= Rosemary Varty =

Australian politician

Rosemary Varty (born 20 December 1933) is an Australian politician. She was a Liberal Party member of the Victorian Legislative Council from 1985 to 1999, representing Nunawading Province (1985–1992) and Silvan Province (1992–1999).

Varty was born in Lilydale, and was a financial controller and administration manager before entering politics. She was a City of Box Hill councillor from 1981 to 1984, and was a member of the Australian Local Government Women's Association from 1981 to 1993. A long-time member of the Liberal Party, she ran for Liberal preselection eight times before being ultimately successful in 1985.

At the 1985 state election, Liberal candidate Varty and Labor Party candidate Bob Ives finished in a tied result for the seat of Nunawading Province, which The Age described as "the most sensational electoral finish in memory". The returning officer drew Ives' name out of a box and declared him elected, which gave Labor control of the Legislative Council. Varty successfully disputed the result in the Court of Disputed Returns and easily won a court-ordered August 1985 by-election. Her seat of Nunawading Province was abolished at the end of her first term in 1992, and she subsequently contested and won the new seat of Silvan Province.

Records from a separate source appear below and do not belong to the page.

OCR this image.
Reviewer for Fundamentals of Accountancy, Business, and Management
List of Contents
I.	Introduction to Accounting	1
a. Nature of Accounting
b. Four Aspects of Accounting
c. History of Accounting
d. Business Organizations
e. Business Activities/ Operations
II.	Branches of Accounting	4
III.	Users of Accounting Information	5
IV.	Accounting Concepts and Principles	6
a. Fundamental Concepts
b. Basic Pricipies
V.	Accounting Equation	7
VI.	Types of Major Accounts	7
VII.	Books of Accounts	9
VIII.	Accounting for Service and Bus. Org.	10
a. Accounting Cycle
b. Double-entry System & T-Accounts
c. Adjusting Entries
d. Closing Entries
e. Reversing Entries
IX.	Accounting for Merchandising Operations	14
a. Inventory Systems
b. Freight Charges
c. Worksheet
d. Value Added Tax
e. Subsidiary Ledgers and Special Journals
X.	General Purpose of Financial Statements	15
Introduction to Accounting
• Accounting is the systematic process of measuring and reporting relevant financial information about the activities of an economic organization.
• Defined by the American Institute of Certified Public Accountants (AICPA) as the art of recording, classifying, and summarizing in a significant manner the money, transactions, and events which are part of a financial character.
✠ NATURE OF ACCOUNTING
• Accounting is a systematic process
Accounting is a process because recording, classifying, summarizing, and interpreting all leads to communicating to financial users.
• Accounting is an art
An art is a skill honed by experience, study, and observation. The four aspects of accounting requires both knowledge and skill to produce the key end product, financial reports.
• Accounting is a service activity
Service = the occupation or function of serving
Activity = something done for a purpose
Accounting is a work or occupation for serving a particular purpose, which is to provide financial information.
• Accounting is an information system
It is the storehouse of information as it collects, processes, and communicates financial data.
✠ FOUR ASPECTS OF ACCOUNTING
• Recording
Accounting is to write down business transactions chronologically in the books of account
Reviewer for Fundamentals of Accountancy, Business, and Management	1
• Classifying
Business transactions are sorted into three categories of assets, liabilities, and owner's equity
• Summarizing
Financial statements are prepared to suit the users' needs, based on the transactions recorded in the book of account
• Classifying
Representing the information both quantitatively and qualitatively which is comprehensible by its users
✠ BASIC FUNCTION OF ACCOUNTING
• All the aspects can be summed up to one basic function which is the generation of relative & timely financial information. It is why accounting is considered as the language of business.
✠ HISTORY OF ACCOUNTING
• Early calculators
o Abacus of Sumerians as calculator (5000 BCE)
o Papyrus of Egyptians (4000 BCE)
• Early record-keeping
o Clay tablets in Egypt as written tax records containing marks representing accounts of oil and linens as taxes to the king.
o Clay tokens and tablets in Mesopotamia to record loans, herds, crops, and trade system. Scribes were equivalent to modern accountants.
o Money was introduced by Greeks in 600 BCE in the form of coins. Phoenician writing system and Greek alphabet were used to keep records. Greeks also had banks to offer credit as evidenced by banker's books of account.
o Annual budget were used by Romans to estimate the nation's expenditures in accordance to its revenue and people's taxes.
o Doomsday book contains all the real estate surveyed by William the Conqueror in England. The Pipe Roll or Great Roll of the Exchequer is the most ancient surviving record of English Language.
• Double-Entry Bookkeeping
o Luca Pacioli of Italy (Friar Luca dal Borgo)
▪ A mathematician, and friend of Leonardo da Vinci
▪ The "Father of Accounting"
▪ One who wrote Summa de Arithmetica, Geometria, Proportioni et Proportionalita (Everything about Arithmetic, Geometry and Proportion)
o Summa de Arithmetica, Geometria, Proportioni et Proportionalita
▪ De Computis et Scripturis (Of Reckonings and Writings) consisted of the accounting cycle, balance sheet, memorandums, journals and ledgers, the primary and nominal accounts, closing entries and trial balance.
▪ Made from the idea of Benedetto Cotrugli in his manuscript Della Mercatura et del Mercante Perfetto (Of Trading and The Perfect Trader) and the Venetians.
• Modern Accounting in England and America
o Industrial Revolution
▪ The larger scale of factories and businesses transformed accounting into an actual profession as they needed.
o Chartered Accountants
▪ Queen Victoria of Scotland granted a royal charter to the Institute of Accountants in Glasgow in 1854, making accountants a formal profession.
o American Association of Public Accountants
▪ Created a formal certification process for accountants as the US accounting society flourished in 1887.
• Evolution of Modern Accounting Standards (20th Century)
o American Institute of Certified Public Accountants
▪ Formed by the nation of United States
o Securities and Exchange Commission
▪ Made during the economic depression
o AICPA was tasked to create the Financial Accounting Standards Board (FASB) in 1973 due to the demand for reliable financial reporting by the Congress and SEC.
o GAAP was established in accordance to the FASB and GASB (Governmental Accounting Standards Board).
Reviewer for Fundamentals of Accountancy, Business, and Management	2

Varty was appointed secretary to the shadow cabinet in 1989, and continued as parliamentary secretary to the cabinet when the Liberal Party won government under Jeff Kennett in 1992. She remained in the role until her retirement at the 1999 election She later contested the 2000 local government elections for the Shire of Yarra Ranges, but was unsuccessful.

Varty was awarded the Medal of the Order of Australia in the 2021 Queen's Birthday Honours for "service to the community, and to lawn bowls".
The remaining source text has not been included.